Se alguém pensava que o que pensava pertencia ao seu pensamento, uma propriedade única. Hoje, talvez não tenha perdido o que foi pensado, quem sabe, descobert​​o que o pensamento parte do lugar onde se encontra. Você pode pensar assim também. Mas todo pensamento não suporta a intervenção absoluta do mundo, todas as mínimas coisas e a imensidão que se transforma. 

Somos pessoas que compartilham. Muito do que pensamos está em nossa estrutura orgânica, presente em nossa percepção, desde nossa herança biopsicológica, constituída pela experiência cultural social, filogenética.

Vemos algo e damos uma medida, antecipamos nossos passos seguindo o caminho solar, nos integramos com o gesto de outro, um sorriso, um bocejo que atua sobre nós e interfere diretamente em nosso comportamento. Mas o que nos faz alguém em processo, o que nos leva a conhecer e compartilhar é a vida social, somos seres gregários, vivemos em redes de relacionamento sempre abertos.

Cada um de nós no conjunto global, a totalidade de todos, busca atuar sobre algo, permanecer intrigado, procurando resolver questões, atuar com mais eficiência, com respostas a toda espécie de questionamento, e isso exige conhecimentos ulteriores que são modos de compartilhamento do saber que nos retorna através de um grande arranjo sináptico para que possamos, de muitas maneiras, acessar os sinais que nos levam a corresponder a esses saberes.

O conhecimento pode ser um segredo, um bem que se guarda, porém, mesmo assim ele é potencialmente uma linguagem do saber possível, é ainda uma ética do porvir quando será redescoberto, compartilhado. Nada que o homem possa fazer se mantém na vida de uma só pessoa. O conhecimento salta além das fronteiras de seu criador. A obra de arte não pertence mais ao artista, pode ter seu nome, sua assinatura, presente no teatro, no cinema, na galeria, no entanto, a arte é um bem social.

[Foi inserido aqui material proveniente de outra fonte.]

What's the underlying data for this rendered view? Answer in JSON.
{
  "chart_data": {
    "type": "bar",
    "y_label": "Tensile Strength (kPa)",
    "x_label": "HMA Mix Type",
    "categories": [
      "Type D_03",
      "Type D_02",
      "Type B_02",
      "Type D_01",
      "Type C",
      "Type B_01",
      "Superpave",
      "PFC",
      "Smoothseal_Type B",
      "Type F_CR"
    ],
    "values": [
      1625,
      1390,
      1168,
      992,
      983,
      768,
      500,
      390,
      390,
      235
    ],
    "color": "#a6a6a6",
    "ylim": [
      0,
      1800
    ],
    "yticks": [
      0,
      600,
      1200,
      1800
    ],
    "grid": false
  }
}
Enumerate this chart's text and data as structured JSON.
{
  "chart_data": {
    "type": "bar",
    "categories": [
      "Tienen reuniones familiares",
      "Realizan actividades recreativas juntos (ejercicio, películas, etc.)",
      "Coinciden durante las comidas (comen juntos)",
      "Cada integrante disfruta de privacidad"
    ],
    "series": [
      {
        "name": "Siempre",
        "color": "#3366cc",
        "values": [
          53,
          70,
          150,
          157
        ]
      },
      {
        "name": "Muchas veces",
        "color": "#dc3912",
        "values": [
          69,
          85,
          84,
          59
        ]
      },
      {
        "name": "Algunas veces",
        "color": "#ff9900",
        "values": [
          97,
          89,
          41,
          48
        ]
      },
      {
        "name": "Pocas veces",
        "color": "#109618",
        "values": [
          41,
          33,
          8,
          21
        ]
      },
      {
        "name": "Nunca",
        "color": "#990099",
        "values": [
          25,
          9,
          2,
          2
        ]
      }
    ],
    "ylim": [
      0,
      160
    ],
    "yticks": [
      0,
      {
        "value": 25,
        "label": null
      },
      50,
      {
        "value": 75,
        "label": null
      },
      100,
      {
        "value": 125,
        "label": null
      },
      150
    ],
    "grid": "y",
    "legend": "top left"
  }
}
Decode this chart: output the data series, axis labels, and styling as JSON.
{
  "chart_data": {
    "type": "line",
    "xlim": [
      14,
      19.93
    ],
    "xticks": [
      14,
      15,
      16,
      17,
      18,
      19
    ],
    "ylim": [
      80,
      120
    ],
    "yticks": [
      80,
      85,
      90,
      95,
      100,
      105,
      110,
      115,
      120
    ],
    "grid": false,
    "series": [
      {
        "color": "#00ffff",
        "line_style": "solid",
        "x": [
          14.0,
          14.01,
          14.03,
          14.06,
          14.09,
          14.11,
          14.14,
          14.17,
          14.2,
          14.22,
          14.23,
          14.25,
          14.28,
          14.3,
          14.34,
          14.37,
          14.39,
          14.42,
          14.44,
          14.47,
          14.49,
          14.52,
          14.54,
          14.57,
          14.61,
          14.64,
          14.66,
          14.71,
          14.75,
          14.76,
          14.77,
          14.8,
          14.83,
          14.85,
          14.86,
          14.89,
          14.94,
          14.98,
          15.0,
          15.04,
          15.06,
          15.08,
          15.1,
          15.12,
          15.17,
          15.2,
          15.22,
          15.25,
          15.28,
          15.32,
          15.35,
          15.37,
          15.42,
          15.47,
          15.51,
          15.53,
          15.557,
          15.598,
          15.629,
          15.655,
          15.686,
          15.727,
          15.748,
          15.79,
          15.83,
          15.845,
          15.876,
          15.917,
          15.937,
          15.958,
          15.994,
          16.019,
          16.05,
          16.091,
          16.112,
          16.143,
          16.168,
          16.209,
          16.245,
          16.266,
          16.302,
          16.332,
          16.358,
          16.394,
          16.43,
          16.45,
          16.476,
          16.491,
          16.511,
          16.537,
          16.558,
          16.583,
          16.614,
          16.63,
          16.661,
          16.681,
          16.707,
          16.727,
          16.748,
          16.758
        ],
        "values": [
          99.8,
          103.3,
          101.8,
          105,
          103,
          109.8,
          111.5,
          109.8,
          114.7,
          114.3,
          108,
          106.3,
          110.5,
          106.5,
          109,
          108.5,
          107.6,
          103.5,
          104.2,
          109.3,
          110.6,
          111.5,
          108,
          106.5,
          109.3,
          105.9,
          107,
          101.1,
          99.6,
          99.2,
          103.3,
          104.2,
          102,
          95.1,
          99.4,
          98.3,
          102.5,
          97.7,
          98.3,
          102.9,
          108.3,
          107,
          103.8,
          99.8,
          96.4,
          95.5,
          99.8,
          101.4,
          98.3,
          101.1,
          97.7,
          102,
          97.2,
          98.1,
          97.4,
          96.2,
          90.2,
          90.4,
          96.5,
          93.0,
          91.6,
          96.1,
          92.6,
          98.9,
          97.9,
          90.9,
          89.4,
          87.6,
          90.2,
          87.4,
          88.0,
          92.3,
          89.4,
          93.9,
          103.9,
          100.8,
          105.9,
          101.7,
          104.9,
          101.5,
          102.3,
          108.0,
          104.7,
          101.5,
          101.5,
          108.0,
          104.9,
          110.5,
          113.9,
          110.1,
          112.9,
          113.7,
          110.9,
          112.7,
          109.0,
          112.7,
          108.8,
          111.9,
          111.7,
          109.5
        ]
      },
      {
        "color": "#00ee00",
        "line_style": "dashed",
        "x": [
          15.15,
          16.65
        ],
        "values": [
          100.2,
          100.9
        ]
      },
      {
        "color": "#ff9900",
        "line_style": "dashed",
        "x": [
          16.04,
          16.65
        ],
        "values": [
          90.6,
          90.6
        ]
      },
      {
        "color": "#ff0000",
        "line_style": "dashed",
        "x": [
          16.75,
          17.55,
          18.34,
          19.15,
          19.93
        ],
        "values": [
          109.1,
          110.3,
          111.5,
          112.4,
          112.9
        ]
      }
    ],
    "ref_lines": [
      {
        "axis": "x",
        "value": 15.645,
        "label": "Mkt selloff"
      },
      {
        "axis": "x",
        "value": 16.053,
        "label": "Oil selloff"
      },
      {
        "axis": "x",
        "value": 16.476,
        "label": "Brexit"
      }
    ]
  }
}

As ditaduras lutam com muito empenho contra a arte, o populismo a usa para a suas mensagens de controle, moralistas, os governos liberais, tidos como democráticos e os demais todos a tratam como um objeto, um bem, um ato humano que pode ser controlado, pode ser negociado, modificado, interferido, eliminado, destruído ou sujeitado. Apesar de inúmeras histórias contadas, que elas pronunciem o fim da arte, que as incendeiam, ponham fora, escondam, assim mesmo, a memória social persiste, assim mesmo, agora ou depois, no atelier ou na caverna ela se apresentará. Isso porque se faz como a ubiquidade do conhecimento humano.

E o conhecimento não pertence a quem conhece. Sempre somos seres de compartilhar. Mesmo que de forma aparentemente contrária aos valores comunitários, tantas vezes de forma egoísta, ou com um comportamento fora do habitual, diferente, ainda assim buscamos entender. E buscar entender o outro é o salto ético-moral que diz nunca estarmos sós. Algo valioso ainda persiste.

Nós somos seres que persistimos em manter a totalidade com todo o potencial, vemos a miséria, a fome, a exclusão, a crueldade os desenganos sociais, e, no entanto também vemos as forças pacificadoras, afetivas, como que uma taxonomia, algo que se impõe contra toda malignidade, um bem cultural social que move suas forças para que de algum modo estejamos ligados, unidos socialmente.

Há um motivo biológico de nos mantermos ante tantas diferenças e complexos sistemas excludentes, algo que vêm desse caminho filogenético, como que um ato-reflexo, como que inerente à espécie humana. Ninguém pode estar fora do círculo do conhecimento, do saber viver por compartilhar. Somos colaborativos, somos seres da alteridade, nos identificamos com o outro, nos integramos.

Há mais empresas e negócios para os cuidados humanos do que todos os empreendimentos dilaceradores da raça humana. O mais abrangente empreendimento humano, sem definitivo interesse é a expressão criativa, a arte. Significa mais que uma forma estruturada de ideias em símbolos, é desde a sua origem fazer algo por ação, atividade.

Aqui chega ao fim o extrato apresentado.